Sebab, di antara dua perseteruan dalam dunia khayali itu, ada perseteruan lain di dunia nyata yang kisahnya melebihi dua perseteruan tersebut. Perseteruan paling epic ini justru terjadi antara pelatih dan pemain sepak bola. Tak lain ialah perseteruan antara Roberto Baggio dengan Marcello Lippi.

Bagaimana ini bisa terjadi? Untuk menemukan ceritanya, kita harus melihat kembali ke Piala Dunia 1994 di Pasadena, Amerika Serikat dan masa-masa kelam Baggio setelahnya.

Laiknya Superman, sebelum Piala Dunia 1994, Baggio merupakan pemain yang sedang dipuja serta paling dinanti penampilannya oleh publik Italia. Penantian publik Italia pun dijawab oleh Baggio dengan penampilan apiknya di sepanjang perhelatan turnamen empat tahunan itu.

Lima gol Baggio yang tercipta sejak fase knock-out menjadi tangga Italia untuk menapaki final. Sayang, cerita Baggio di Piala Dunia 1994 berakhir duka.

Italia kalah 2-3 dalam adu penalti melawan Brasil di laga pamungkas.

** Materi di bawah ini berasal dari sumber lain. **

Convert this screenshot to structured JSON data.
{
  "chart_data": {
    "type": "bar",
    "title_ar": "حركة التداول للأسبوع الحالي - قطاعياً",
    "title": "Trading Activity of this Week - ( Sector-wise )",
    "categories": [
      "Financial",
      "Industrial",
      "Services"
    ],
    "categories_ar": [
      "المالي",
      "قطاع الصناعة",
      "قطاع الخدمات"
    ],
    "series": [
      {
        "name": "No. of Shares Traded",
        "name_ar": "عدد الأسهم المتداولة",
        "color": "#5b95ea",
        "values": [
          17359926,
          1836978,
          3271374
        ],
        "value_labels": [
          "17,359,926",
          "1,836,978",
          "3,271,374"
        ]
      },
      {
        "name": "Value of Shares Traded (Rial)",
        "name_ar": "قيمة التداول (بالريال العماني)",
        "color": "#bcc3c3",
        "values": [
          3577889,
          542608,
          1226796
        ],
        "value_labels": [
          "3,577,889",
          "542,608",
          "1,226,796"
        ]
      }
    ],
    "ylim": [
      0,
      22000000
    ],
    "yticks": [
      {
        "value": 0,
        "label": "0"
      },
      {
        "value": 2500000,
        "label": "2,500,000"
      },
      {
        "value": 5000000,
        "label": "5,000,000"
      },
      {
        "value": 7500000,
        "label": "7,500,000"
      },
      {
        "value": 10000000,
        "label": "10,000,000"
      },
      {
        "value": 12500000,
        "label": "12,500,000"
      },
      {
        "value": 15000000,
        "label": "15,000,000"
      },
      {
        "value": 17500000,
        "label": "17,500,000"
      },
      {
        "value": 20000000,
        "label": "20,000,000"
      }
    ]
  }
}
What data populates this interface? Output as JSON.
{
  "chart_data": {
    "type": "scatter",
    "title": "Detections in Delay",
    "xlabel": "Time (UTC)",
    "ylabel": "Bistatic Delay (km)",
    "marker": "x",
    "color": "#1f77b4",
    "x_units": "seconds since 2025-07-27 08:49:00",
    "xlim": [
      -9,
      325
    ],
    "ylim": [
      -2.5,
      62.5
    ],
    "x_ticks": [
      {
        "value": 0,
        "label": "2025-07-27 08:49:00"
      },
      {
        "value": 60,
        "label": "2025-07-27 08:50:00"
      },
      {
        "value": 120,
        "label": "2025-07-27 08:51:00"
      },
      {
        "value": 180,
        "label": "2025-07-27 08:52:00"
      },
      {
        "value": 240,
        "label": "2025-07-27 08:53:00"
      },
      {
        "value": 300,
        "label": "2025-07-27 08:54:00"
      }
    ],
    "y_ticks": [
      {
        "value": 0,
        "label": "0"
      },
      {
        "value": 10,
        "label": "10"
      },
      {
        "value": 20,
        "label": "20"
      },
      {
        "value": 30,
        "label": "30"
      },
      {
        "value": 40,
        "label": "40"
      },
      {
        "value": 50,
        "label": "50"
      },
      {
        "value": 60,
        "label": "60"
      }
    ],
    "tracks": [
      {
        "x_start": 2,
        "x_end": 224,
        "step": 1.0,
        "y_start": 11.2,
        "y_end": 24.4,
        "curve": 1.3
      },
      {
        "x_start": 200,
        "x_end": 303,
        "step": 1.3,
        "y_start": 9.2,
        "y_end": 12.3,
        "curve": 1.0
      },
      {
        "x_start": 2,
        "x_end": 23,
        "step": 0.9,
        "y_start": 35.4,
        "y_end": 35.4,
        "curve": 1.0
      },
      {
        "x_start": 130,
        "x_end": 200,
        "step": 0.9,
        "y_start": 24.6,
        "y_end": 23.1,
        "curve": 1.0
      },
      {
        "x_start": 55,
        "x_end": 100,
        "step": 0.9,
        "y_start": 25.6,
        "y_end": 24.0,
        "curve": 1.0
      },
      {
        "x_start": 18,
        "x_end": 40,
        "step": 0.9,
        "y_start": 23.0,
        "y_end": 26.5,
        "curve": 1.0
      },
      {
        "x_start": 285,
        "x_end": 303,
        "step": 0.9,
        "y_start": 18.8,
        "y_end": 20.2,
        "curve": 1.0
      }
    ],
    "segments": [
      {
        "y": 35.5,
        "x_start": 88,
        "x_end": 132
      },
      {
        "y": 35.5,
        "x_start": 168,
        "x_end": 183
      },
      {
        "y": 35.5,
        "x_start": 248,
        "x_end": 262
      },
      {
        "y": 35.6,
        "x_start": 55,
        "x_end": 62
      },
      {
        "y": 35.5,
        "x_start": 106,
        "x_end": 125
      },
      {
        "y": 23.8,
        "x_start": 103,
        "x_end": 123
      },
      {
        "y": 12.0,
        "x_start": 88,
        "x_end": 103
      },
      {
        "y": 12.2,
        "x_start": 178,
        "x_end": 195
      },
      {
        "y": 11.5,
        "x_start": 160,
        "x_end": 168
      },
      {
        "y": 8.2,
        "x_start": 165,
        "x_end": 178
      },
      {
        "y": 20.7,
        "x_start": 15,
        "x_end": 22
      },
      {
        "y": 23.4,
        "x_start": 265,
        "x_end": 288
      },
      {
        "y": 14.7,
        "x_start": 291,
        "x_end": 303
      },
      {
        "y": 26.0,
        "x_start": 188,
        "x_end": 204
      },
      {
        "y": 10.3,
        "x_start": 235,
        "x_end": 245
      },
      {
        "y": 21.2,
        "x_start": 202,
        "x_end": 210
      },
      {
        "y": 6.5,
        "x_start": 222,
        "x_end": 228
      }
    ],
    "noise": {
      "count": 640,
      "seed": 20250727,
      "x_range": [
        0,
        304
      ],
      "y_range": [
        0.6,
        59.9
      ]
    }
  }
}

Ironisnya, sebagai penendang terakhir, tendangan penalti Baggio justru melambung jauh di atas mistar.

Baggio pun lalu dipandang telah berlumur dosa di iklim persepakbolaan Italia yang “Agamaku Sepak Bola”. Baggio dianggap telah melakukan kesalahan fatal dan dianggap pula tidak mungkin termaafkan oleh publik Italia.

Gol-gol cemerlangnya di babak sebelumnya seolah tak banyak berarti. Petuah dari paman Spiderman jadi terbukti, ”Dengan kekuatan yang besar, berarti mempunyai tanggung jawab yang besar pula.”

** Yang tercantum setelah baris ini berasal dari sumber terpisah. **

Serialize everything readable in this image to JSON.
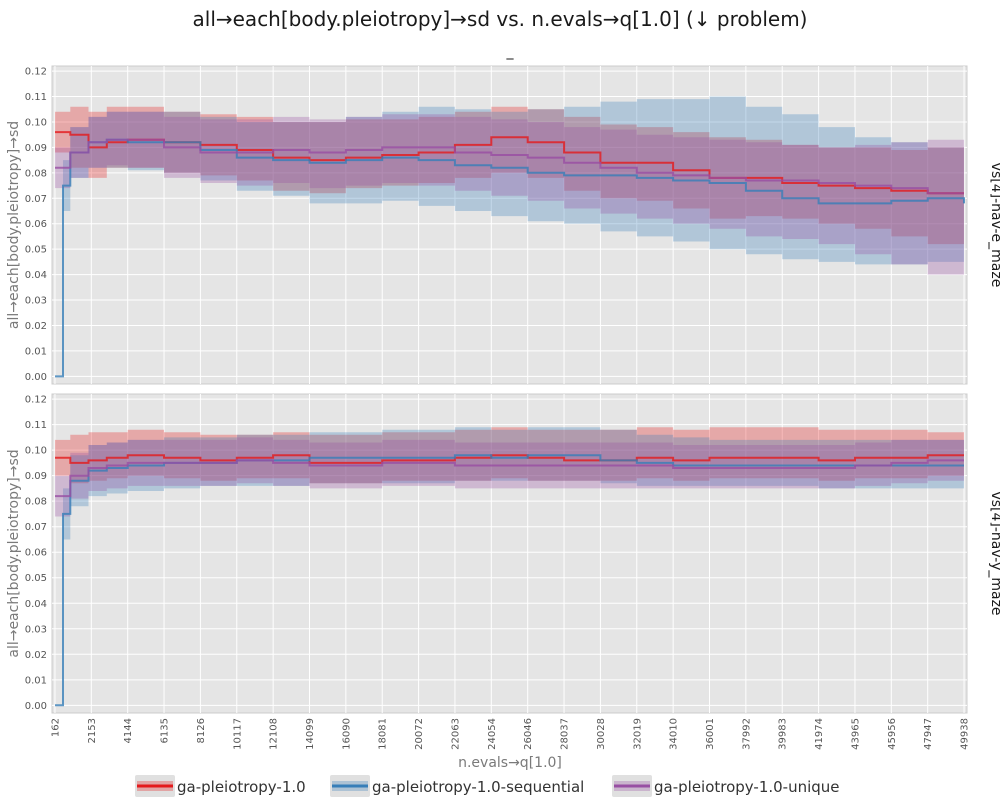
{
  "chart_data": {
    "type": "line",
    "title": "all→each[body.pleiotropy]→sd vs. n.evals→q[1.0] (↓ problem)",
    "subtitle": "_",
    "xlabel": "n.evals→q[1.0]",
    "ylabel": "all→each[body.pleiotropy]→sd",
    "xlim": [
      0,
      50100
    ],
    "ylim": [
      -0.003,
      0.122
    ],
    "x_ticks": [
      162,
      2153,
      4144,
      6135,
      8126,
      10117,
      12108,
      14099,
      16090,
      18081,
      20072,
      22063,
      24054,
      26046,
      28037,
      30028,
      32019,
      34010,
      36001,
      37992,
      39983,
      41974,
      43965,
      45956,
      47947,
      49938
    ],
    "y_ticks": [
      "0.00",
      "0.01",
      "0.02",
      "0.03",
      "0.04",
      "0.05",
      "0.06",
      "0.07",
      "0.08",
      "0.09",
      "0.10",
      "0.11",
      "0.12"
    ],
    "grid": true,
    "legend": {
      "position": "bottom",
      "entries": [
        "ga-pleiotropy-1.0",
        "ga-pleiotropy-1.0-sequential",
        "ga-pleiotropy-1.0-unique"
      ]
    },
    "colors": {
      "ga-pleiotropy-1.0": "#e41a1c",
      "ga-pleiotropy-1.0-sequential": "#377eb8",
      "ga-pleiotropy-1.0-unique": "#984ea3",
      "panel_bg": "#e5e5e5",
      "grid": "#ffffff"
    },
    "facets": [
      {
        "label": "vs[4]-nav-e_maze",
        "series": [
          {
            "name": "ga-pleiotropy-1.0",
            "x": [
              162,
              1000,
              2000,
              3000,
              4144,
              6135,
              8126,
              10117,
              12108,
              14099,
              16090,
              18081,
              20072,
              22063,
              24054,
              26046,
              28037,
              30028,
              32019,
              34010,
              36001,
              37992,
              39983,
              41974,
              43965,
              45956,
              47947,
              49938
            ],
            "y": [
              0.096,
              0.095,
              0.09,
              0.092,
              0.093,
              0.092,
              0.091,
              0.089,
              0.086,
              0.085,
              0.086,
              0.087,
              0.088,
              0.091,
              0.094,
              0.092,
              0.088,
              0.084,
              0.084,
              0.081,
              0.078,
              0.078,
              0.076,
              0.075,
              0.074,
              0.073,
              0.072,
              0.072
            ],
            "lo": [
              0.088,
              0.082,
              0.078,
              0.082,
              0.082,
              0.08,
              0.079,
              0.077,
              0.073,
              0.072,
              0.074,
              0.075,
              0.076,
              0.078,
              0.08,
              0.078,
              0.073,
              0.07,
              0.069,
              0.066,
              0.062,
              0.063,
              0.062,
              0.06,
              0.058,
              0.055,
              0.052,
              0.052
            ],
            "hi": [
              0.104,
              0.106,
              0.104,
              0.106,
              0.106,
              0.104,
              0.103,
              0.102,
              0.1,
              0.1,
              0.101,
              0.101,
              0.102,
              0.104,
              0.106,
              0.105,
              0.102,
              0.099,
              0.098,
              0.096,
              0.094,
              0.093,
              0.091,
              0.09,
              0.09,
              0.089,
              0.09,
              0.09
            ]
          },
          {
            "name": "ga-pleiotropy-1.0-sequential",
            "x": [
              162,
              600,
              1000,
              2000,
              3000,
              4144,
              6135,
              8126,
              10117,
              12108,
              14099,
              16090,
              18081,
              20072,
              22063,
              24054,
              26046,
              28037,
              30028,
              32019,
              34010,
              36001,
              37992,
              39983,
              41974,
              43965,
              45956,
              47947,
              49938
            ],
            "y": [
              0.0,
              0.075,
              0.088,
              0.092,
              0.093,
              0.092,
              0.092,
              0.089,
              0.086,
              0.085,
              0.084,
              0.085,
              0.086,
              0.085,
              0.083,
              0.082,
              0.08,
              0.079,
              0.079,
              0.078,
              0.077,
              0.076,
              0.073,
              0.07,
              0.068,
              0.068,
              0.069,
              0.07,
              0.068
            ],
            "lo": [
              0.0,
              0.065,
              0.078,
              0.082,
              0.082,
              0.081,
              0.08,
              0.077,
              0.073,
              0.071,
              0.068,
              0.068,
              0.069,
              0.067,
              0.065,
              0.063,
              0.061,
              0.06,
              0.057,
              0.055,
              0.053,
              0.05,
              0.048,
              0.046,
              0.045,
              0.044,
              0.044,
              0.045,
              0.045
            ],
            "hi": [
              0.0,
              0.085,
              0.098,
              0.102,
              0.104,
              0.104,
              0.104,
              0.102,
              0.1,
              0.1,
              0.1,
              0.102,
              0.104,
              0.106,
              0.105,
              0.104,
              0.105,
              0.106,
              0.108,
              0.109,
              0.109,
              0.11,
              0.106,
              0.103,
              0.098,
              0.094,
              0.092,
              0.09,
              0.088
            ]
          },
          {
            "name": "ga-pleiotropy-1.0-unique",
            "x": [
              162,
              1000,
              2000,
              3000,
              4144,
              6135,
              8126,
              10117,
              12108,
              14099,
              16090,
              18081,
              20072,
              22063,
              24054,
              26046,
              28037,
              30028,
              32019,
              34010,
              36001,
              37992,
              39983,
              41974,
              43965,
              45956,
              47947,
              49938
            ],
            "y": [
              0.082,
              0.088,
              0.092,
              0.093,
              0.093,
              0.09,
              0.088,
              0.088,
              0.089,
              0.088,
              0.089,
              0.09,
              0.09,
              0.088,
              0.087,
              0.086,
              0.084,
              0.082,
              0.08,
              0.079,
              0.078,
              0.077,
              0.077,
              0.076,
              0.075,
              0.074,
              0.072,
              0.072
            ],
            "lo": [
              0.074,
              0.078,
              0.082,
              0.083,
              0.082,
              0.078,
              0.076,
              0.075,
              0.076,
              0.074,
              0.075,
              0.076,
              0.075,
              0.073,
              0.071,
              0.069,
              0.066,
              0.064,
              0.062,
              0.06,
              0.058,
              0.055,
              0.054,
              0.052,
              0.048,
              0.044,
              0.04,
              0.038
            ],
            "hi": [
              0.09,
              0.098,
              0.102,
              0.104,
              0.104,
              0.102,
              0.101,
              0.101,
              0.102,
              0.101,
              0.102,
              0.103,
              0.103,
              0.102,
              0.101,
              0.1,
              0.098,
              0.097,
              0.095,
              0.094,
              0.093,
              0.092,
              0.091,
              0.09,
              0.091,
              0.092,
              0.093,
              0.093
            ]
          }
        ]
      },
      {
        "label": "vs[4]-nav-y_maze",
        "series": [
          {
            "name": "ga-pleiotropy-1.0",
            "x": [
              162,
              1000,
              2000,
              3000,
              4144,
              6135,
              8126,
              10117,
              12108,
              14099,
              16090,
              18081,
              20072,
              22063,
              24054,
              26046,
              28037,
              30028,
              32019,
              34010,
              36001,
              37992,
              39983,
              41974,
              43965,
              45956,
              47947,
              49938
            ],
            "y": [
              0.097,
              0.095,
              0.096,
              0.097,
              0.098,
              0.097,
              0.096,
              0.097,
              0.098,
              0.095,
              0.095,
              0.096,
              0.096,
              0.097,
              0.098,
              0.097,
              0.096,
              0.096,
              0.097,
              0.096,
              0.097,
              0.097,
              0.097,
              0.096,
              0.097,
              0.097,
              0.098,
              0.098
            ],
            "lo": [
              0.09,
              0.087,
              0.088,
              0.089,
              0.09,
              0.089,
              0.088,
              0.089,
              0.089,
              0.087,
              0.087,
              0.088,
              0.088,
              0.088,
              0.089,
              0.088,
              0.088,
              0.088,
              0.089,
              0.088,
              0.089,
              0.089,
              0.089,
              0.088,
              0.089,
              0.089,
              0.09,
              0.09
            ],
            "hi": [
              0.104,
              0.106,
              0.107,
              0.107,
              0.108,
              0.107,
              0.106,
              0.106,
              0.107,
              0.106,
              0.106,
              0.107,
              0.107,
              0.108,
              0.109,
              0.108,
              0.108,
              0.108,
              0.109,
              0.108,
              0.109,
              0.109,
              0.109,
              0.108,
              0.108,
              0.108,
              0.107,
              0.106
            ]
          },
          {
            "name": "ga-pleiotropy-1.0-sequential",
            "x": [
              162,
              600,
              1000,
              2000,
              3000,
              4144,
              6135,
              8126,
              10117,
              12108,
              14099,
              16090,
              18081,
              20072,
              22063,
              24054,
              26046,
              28037,
              30028,
              32019,
              34010,
              36001,
              37992,
              39983,
              41974,
              43965,
              45956,
              47947,
              49938
            ],
            "y": [
              0.0,
              0.075,
              0.088,
              0.092,
              0.093,
              0.094,
              0.095,
              0.095,
              0.096,
              0.096,
              0.097,
              0.097,
              0.097,
              0.097,
              0.098,
              0.097,
              0.098,
              0.098,
              0.096,
              0.095,
              0.094,
              0.094,
              0.094,
              0.094,
              0.094,
              0.094,
              0.094,
              0.094,
              0.094
            ],
            "lo": [
              0.0,
              0.065,
              0.078,
              0.082,
              0.083,
              0.084,
              0.085,
              0.086,
              0.086,
              0.086,
              0.087,
              0.087,
              0.087,
              0.087,
              0.088,
              0.088,
              0.088,
              0.088,
              0.087,
              0.086,
              0.086,
              0.086,
              0.086,
              0.086,
              0.085,
              0.085,
              0.085,
              0.085,
              0.085
            ],
            "hi": [
              0.0,
              0.085,
              0.098,
              0.102,
              0.103,
              0.104,
              0.105,
              0.105,
              0.106,
              0.106,
              0.107,
              0.107,
              0.108,
              0.108,
              0.109,
              0.108,
              0.109,
              0.109,
              0.108,
              0.106,
              0.105,
              0.104,
              0.104,
              0.104,
              0.104,
              0.104,
              0.104,
              0.104,
              0.104
            ]
          },
          {
            "name": "ga-pleiotropy-1.0-unique",
            "x": [
              162,
              1000,
              2000,
              3000,
              4144,
              6135,
              8126,
              10117,
              12108,
              14099,
              16090,
              18081,
              20072,
              22063,
              24054,
              26046,
              28037,
              30028,
              32019,
              34010,
              36001,
              37992,
              39983,
              41974,
              43965,
              45956,
              47947,
              49938
            ],
            "y": [
              0.082,
              0.09,
              0.093,
              0.094,
              0.095,
              0.095,
              0.095,
              0.096,
              0.095,
              0.094,
              0.094,
              0.095,
              0.095,
              0.094,
              0.094,
              0.094,
              0.094,
              0.094,
              0.094,
              0.093,
              0.093,
              0.093,
              0.093,
              0.093,
              0.094,
              0.095,
              0.096,
              0.096
            ],
            "lo": [
              0.074,
              0.081,
              0.084,
              0.085,
              0.086,
              0.086,
              0.086,
              0.087,
              0.086,
              0.085,
              0.085,
              0.086,
              0.086,
              0.085,
              0.085,
              0.085,
              0.085,
              0.085,
              0.085,
              0.085,
              0.085,
              0.085,
              0.085,
              0.085,
              0.086,
              0.087,
              0.088,
              0.088
            ],
            "hi": [
              0.09,
              0.099,
              0.102,
              0.103,
              0.104,
              0.104,
              0.104,
              0.105,
              0.104,
              0.103,
              0.103,
              0.104,
              0.104,
              0.103,
              0.103,
              0.103,
              0.103,
              0.103,
              0.103,
              0.102,
              0.102,
              0.102,
              0.102,
              0.102,
              0.103,
              0.104,
              0.104,
              0.104
            ]
          }
        ]
      }
    ]
  }
}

Media-media Italia pun ikut menghujatnya, hingga Baggio dengan kesalnya berkomentar, “They wanted a lamb to slaughter and they chose me.” Baggio begitu masygul pada media Italia yang memilihnya menjadi satu-satunya sosok yang mesti disalahkan dan pantas terus dipojokkan atas kekalahan Italia sampai penghabisan musim panas 1994.

Awal mula perseteruan

Seolah mendapat hari pembalasan, karier Baggio setelah Piala Dunia 1994 pun ternyata menurun drastis. Pada musim panas yang sama, Marcello Lippi datang menjadi manajer baru Juventus, di mana Juventus merupakan klub yang saat itu dibela oleh Baggio.

Celakanya, Lippi mengusung misi melepaskan Si Nyonya Tua dari ketergantungan pada sosok Baggio. Seperti Batman yang ingin agar manusia tidak bergantung kepada Superman.

Lippi pun mendapat angin segar ketika Baggio yang berjuang sembuh atas trauma pasca-Piala Dunia membikin sebuah gol indah dengan tendangan bebas. Namun sangat disayangkan, proses gol itu malah membuatnya cedera. Dalam ketiadaan Baggio, Lippi memunculkan anak muda bertalenta, Alessandro Del Piero.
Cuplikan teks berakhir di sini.